As was expected and as I pointed
out in my Annual Newsletter the Japanese Yen has fallen sharply given the
rhetoric around the same by the Japanese. The long term appreciating
trend of the Yen seems to have clearly reversed and the falling yen has created
a strong rally in the Japanese Equity markets. From a global perspective higher
Japanese stimulus and a falling Yen should again restart the dormant Yen carry
trade in a big way this year. However, whether it can lead to a 2% inflation
and a revival in the Japanese economy will need to be seen. Given Japanese
demographics and the per capita income levels, any major revival in economic
growth looks unlikely. Also it is important to analyze whether a higher
inflation is actually beneficial for them given the average age of the
population and the number of retired people.
The drama in the US
with regards to their self imposed Debt Ceiling continues and once again, in
all probability we will see a last minute deal. The trends in the US economy on
the other side seem to be of steady improvement despite the uncertainties
created by the last minute Fiscal Cliff deal and the wrangling on the Debt
Ceiling limit. This seems to show underlying strength in the economy. The
revival in the housing sector and also the pick up in home prices should
further add to positive sentiments going ahead. Overall things look positive
from a US
standpoint given the fact that despite increasing Debt to GDP the average cost
of Debt has been continuously falling and as such the burden of interest
payments should not grow much, if at all in the near term. What we need to see
is the extent of spending cuts implemented and the follow through drag on
economic growth. This should be clearer by the second quarter.
Domestic Scenario
The Indian markets started the
year on a positive note backed by strong foreign fund inflows which are already
touching Rs 10,000 Cr for the year. Further economically prudent decision
making by the government has aided sentiments. Talks of further action on
subsidies and the hike in railway passenger fares have been taken positively.
The continued assertion by the Finance Minister about meeting the Fiscal
Deficit target combined with lower expected borrowings created a strong rally
in the bond markets as I had pointed out in my Annual Newsletter.

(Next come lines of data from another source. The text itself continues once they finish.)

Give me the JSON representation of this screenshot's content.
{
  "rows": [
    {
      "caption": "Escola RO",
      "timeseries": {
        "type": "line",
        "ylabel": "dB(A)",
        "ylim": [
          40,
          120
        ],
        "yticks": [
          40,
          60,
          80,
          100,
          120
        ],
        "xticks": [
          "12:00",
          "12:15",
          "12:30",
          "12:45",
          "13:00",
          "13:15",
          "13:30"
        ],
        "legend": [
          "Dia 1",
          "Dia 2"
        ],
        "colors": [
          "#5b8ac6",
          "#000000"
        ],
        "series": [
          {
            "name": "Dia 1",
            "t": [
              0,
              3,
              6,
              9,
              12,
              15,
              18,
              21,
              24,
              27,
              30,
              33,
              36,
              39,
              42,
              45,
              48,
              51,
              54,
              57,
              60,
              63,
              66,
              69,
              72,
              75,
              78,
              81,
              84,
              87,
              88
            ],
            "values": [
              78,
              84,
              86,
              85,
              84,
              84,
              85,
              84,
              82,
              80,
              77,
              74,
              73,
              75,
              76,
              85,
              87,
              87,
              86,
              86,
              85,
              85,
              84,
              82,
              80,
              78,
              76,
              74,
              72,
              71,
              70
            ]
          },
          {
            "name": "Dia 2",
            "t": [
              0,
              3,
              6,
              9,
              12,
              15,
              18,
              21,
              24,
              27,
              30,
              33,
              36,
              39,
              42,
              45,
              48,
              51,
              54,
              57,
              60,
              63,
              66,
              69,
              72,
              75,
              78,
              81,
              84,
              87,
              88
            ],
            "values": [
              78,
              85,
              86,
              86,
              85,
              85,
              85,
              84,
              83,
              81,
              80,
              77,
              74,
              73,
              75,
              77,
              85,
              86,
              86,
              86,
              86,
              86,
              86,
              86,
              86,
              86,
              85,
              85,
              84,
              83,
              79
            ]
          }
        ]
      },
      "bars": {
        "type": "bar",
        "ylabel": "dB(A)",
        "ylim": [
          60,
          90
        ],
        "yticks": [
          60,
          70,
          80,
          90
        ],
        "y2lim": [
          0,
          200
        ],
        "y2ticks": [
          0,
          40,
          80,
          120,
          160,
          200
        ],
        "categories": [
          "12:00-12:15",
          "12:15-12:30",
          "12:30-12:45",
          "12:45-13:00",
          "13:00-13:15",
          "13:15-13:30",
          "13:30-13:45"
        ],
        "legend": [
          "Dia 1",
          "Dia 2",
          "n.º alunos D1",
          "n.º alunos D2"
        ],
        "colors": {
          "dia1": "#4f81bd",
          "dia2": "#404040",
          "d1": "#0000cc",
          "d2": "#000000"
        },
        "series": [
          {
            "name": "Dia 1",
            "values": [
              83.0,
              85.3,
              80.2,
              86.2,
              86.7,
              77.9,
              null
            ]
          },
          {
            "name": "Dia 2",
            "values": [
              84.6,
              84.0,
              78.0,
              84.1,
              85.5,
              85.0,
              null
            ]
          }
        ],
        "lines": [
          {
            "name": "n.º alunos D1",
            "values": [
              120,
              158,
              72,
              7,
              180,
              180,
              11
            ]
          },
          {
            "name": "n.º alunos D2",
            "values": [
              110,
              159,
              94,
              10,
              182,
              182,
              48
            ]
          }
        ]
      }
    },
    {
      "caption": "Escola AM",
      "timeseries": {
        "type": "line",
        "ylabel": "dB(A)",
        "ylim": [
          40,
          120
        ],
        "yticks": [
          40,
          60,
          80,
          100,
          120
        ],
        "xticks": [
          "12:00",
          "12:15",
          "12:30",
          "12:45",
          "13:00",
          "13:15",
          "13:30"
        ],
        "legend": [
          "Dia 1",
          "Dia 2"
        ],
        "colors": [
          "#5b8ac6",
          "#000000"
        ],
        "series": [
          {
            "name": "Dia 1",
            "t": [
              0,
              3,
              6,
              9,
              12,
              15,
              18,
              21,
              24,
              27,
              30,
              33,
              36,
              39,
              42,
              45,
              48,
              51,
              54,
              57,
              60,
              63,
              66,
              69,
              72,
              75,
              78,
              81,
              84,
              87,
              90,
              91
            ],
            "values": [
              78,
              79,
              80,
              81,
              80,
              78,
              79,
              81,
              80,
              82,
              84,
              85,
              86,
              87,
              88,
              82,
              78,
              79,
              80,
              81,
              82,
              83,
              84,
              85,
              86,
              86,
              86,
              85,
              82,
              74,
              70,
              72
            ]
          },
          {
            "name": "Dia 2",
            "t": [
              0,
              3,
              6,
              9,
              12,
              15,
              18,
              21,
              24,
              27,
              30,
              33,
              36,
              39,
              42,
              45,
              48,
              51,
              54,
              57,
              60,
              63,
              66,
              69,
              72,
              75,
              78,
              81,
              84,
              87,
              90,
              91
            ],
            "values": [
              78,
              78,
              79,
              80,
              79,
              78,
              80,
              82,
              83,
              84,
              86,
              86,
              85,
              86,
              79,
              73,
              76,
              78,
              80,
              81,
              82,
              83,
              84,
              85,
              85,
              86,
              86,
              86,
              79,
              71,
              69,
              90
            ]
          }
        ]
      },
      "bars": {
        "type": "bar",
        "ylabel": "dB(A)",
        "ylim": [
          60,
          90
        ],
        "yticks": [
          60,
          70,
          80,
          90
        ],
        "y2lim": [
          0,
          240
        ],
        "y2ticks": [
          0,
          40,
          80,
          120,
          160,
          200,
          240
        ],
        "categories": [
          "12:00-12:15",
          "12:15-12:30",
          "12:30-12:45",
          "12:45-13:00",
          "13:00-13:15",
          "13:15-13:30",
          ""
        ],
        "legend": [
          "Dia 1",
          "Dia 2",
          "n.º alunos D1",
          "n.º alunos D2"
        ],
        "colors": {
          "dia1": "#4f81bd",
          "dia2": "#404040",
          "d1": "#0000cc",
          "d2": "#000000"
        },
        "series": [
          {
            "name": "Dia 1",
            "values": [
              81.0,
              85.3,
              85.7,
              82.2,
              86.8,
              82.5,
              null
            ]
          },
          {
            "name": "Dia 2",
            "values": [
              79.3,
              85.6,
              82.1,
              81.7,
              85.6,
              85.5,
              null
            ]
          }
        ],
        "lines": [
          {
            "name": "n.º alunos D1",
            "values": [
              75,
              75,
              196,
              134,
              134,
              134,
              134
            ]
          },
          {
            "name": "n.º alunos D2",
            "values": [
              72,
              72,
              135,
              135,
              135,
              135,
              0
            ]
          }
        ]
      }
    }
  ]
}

The rally has
got interrupted lately due to comments by the RBI governor about inflation
still being high (although inflation is now at a 3 year low). I really don’t
know where he gets his facts from as the economy has come to a standstill on
the interest rate sensitive sectors and manufacturing inflation has fallen to
4%. I do not think that we can have zero inflation in a country like India and as
such what they are targeting seems to be uncertain. The monetary policy stance
is not helping the economy in anyway except for keeping the growth rate far
below potential.
The postponement of GAAR by three
years is also a big positive which should lead to greater funds flow into the
country over the next year. Partial diesel deregulation announced today also is
a big positive. However its implementation will need to be seen.
Given positive moves by the
government on oil subsidies as well as other economic decisions the case for
RBI not coming out and supporting growth in a big way is just not there now. Let’s
hope they see sense.
Results season has started with a
bang with all IT companies reporting very strong results and some of the
Private Sector banks that have reported also reporting strong numbers with good
asset quality. As such the results season should be supportive of the markets.
Overall the outlook continues to be that of a 15-18% gain this year
with a positive bias if inflation falls faster than expected.